Biosynthesis by Amidase-Catalyzed Hydrolysis

2-Chloronicotinic acid serves as a crucial intermediate in the production of pharmaceuticals and pesticides. Its biosynthesis from 2-chloronicotinamide via amidase-catalyzed hydrolysis presents a promising enzymatic approach, although the strong steric and electronic effects caused by the 2-position chlorine substituent of the pyridine ring make this process challenging.
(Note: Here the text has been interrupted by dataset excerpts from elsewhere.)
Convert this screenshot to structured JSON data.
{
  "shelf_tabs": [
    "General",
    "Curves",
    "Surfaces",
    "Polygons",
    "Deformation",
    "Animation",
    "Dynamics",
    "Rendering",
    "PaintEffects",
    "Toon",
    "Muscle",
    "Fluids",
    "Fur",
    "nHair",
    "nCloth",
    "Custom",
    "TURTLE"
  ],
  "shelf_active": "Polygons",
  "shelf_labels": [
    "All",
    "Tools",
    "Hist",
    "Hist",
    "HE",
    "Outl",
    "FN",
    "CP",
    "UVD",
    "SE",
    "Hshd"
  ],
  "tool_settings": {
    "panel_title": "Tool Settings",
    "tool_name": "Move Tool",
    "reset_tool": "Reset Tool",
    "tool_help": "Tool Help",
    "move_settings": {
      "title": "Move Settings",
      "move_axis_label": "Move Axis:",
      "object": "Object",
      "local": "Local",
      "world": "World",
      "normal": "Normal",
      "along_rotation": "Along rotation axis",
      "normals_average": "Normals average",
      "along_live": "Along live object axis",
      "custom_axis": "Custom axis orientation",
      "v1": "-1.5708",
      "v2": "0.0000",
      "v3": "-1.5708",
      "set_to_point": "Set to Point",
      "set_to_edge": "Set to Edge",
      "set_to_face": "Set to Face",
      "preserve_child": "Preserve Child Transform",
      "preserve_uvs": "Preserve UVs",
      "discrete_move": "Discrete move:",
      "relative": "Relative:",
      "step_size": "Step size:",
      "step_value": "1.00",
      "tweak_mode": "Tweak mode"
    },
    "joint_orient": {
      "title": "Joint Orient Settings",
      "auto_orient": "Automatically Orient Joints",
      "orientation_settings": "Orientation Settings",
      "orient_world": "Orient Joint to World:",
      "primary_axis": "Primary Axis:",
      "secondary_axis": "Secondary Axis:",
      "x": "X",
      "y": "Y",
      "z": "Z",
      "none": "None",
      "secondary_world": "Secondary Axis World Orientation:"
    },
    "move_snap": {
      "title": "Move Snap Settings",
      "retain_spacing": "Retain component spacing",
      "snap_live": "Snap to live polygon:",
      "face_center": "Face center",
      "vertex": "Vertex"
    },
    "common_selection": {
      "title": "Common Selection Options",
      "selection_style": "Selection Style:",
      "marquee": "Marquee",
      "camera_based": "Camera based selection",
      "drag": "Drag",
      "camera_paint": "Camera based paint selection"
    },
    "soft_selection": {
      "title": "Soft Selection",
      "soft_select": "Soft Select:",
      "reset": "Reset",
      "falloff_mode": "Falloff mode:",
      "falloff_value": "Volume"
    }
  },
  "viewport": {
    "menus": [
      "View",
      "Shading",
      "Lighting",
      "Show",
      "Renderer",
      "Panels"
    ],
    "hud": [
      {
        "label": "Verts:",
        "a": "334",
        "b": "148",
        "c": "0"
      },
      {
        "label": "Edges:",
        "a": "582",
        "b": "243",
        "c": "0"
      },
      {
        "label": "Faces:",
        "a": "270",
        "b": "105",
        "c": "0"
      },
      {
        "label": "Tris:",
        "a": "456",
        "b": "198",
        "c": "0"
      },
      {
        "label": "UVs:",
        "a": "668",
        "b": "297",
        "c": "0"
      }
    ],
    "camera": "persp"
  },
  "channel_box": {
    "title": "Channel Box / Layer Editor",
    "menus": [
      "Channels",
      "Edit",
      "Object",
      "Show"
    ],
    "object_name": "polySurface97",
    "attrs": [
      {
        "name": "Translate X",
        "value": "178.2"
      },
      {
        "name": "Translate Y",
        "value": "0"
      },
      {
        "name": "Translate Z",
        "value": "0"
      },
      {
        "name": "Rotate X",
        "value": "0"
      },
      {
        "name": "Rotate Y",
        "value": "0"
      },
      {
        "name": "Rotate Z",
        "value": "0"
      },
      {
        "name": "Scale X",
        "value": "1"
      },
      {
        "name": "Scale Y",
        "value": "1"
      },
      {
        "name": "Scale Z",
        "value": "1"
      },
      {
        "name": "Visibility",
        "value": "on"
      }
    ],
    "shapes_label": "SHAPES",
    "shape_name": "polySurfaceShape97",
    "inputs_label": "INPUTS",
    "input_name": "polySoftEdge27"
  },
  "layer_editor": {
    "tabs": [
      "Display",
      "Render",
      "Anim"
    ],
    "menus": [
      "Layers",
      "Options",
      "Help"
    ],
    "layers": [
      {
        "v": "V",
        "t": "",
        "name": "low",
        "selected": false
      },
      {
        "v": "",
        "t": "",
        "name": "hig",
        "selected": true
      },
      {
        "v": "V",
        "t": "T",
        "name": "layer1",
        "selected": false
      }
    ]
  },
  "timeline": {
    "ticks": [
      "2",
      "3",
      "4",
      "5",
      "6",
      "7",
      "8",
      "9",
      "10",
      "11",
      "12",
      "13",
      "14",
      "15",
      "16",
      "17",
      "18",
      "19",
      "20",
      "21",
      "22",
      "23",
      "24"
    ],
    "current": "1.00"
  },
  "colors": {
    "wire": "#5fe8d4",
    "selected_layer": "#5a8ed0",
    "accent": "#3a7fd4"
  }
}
In response to this, an amidase from Pantoea sp. (Pa-Ami) was subjected to design and engineering efforts to enhance its catalytic properties. Through the introduction of single mutant G175A and double mutant G175A/A305T strains, significant improvements in specific activity for 2-chloronicotinamide were achieved, with 3.2- and 3.7-fold enhancements observed, respectively. Moreover, the catalytic efficiency saw substantial increases, with kcat/Km values 3.1 and 10.0 times higher than those of the wild type, demonstrating the effectiveness of the engineered strains. Structural analysis revealed that the G175A mutation resulted in a shortened distance between Oγ of Ser177 (involved in the catalytic triad) and the carbonyl carbon of 2-chloronicotinamide, thereby facilitating the nucleophilic attack on the Oγ of Ser177 due to improved orientation. Additionally, the A305T mutation played a role in the formation of a suitable tunnel, aiding in substrate entry and product release, ultimately contributing to enhanced catalytic efficiency. The use of the G175A/A305T double mutant as a biocatalyst led to the production of a maximum of 1,220 mM 2-chloronicotinic acid with a 94% conversion rate, achieving a remarkable space-time yield of 575 gproduct liter-1 day-1. These findings not only present a novel robust biocatalyst for 2-chloronicotinic acid production but also offer valuable insights into the structure-function relationships of amidase. In light of the increasing demand for 2-chloronicotinic acid and the limitations of current chemical synthesis methods, the engineered Pa-Ami holds promise as an efficient and environmentally friendly route for the biosynthesis of 2-chloronicotinic acid from 2-chloronicotinamide. This study highlights the potential of structure-guided saturation mutagenesis in enhancing enzymatic activity and paves the way for sustainable production of important chemical intermediates. ²

Reference

1. Dai AD, Wu ZM, Zheng RC, Zheng YG. Constitutive expression of nitrilase from Rhodococcus zopfii for efficient biosynthesis of 2-chloronicotinic acid. 3 Biotech. 2022; 12(2): 50.

2. Tang XL, Jin JQ, Wu ZM, Jin LQ, Zheng RC, Zheng YG. Structure-Based Engineering of Amidase from Pantoea sp. for Efficient 2-Chloronicotinic Acid Biosynthesis. Appl Environ Microbiol. 2019; 85(5): e02471-18.